For a long time depository safes have been a staple of cash and valuable storage for commercial businesses across the world. The basic idea is a one way passage that will deposit valuables (usually cash) into an attached security box below. These can serve as a great way to curb theft in the workplace as well as maintain an easy and efficient depository system. However, you may find it difficult to choose among the different varieties of depository safes available. Here we’ll look at some of the unique features you can find on a depository safe and discuss some effective ways to use one in the workplace.
How to Use it
The basic idea behind how to use a depository safe is simple. Ideally it should be used as a middleman between cash registers and a more secure burglary and fire safe or bank. In order to minimize losses during a robbery, a depository safe should be used to periodically move money out of the registers and into the depository safe. This variety of safe is best suited to high cash flow businesses like hotels, gas stations, restaurants, and retail shops. One thing to beware of, however, is that this kind of safe does make some concessions in terms of security and fire resistance for the sake of convenience. Important to note is that depository safes are usually unable to withstand fire due to the deposit slots and are also comparatively light and need to be bolted down for security. While these safes can offer a decent level of security they are by no means a replacement for a dedicated burglary and fire safe. That being said depository safes fit a niche and do a great job at the service they are intended for.

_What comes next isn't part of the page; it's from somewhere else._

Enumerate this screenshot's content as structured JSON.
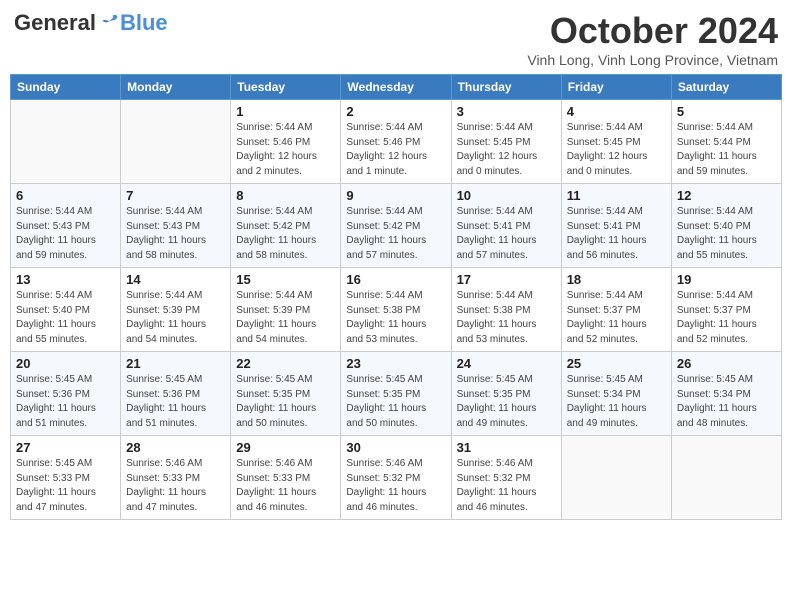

Now to look at some of your options when it comes to buying a depository safe. There are three different depository mechanisms available which include: front loading, back loading, and rotary. Front loading uses a slot or hatch in the front of the safe to deposit cash, envelopes, or other small valuables. This idea is the same for a back loading depository safe. A rotary mechanism uses a rotating tumbler to deposit items from the top of the safe. Typically, rotary depository safes are considered more vulnerable to prying attacks. Additionally, front and back loading depository safes can be outfitted with chutes to connect through walls or different floors in a building. Most high quality depository safes will also come outfitted with anti-fishing mechanisms to protect your cash. Each safe can further be customized with the desired locking mechanism as well as the size of the compartment(s). All in all there are a lot of options available to finding the correct depository safe for your circumstances.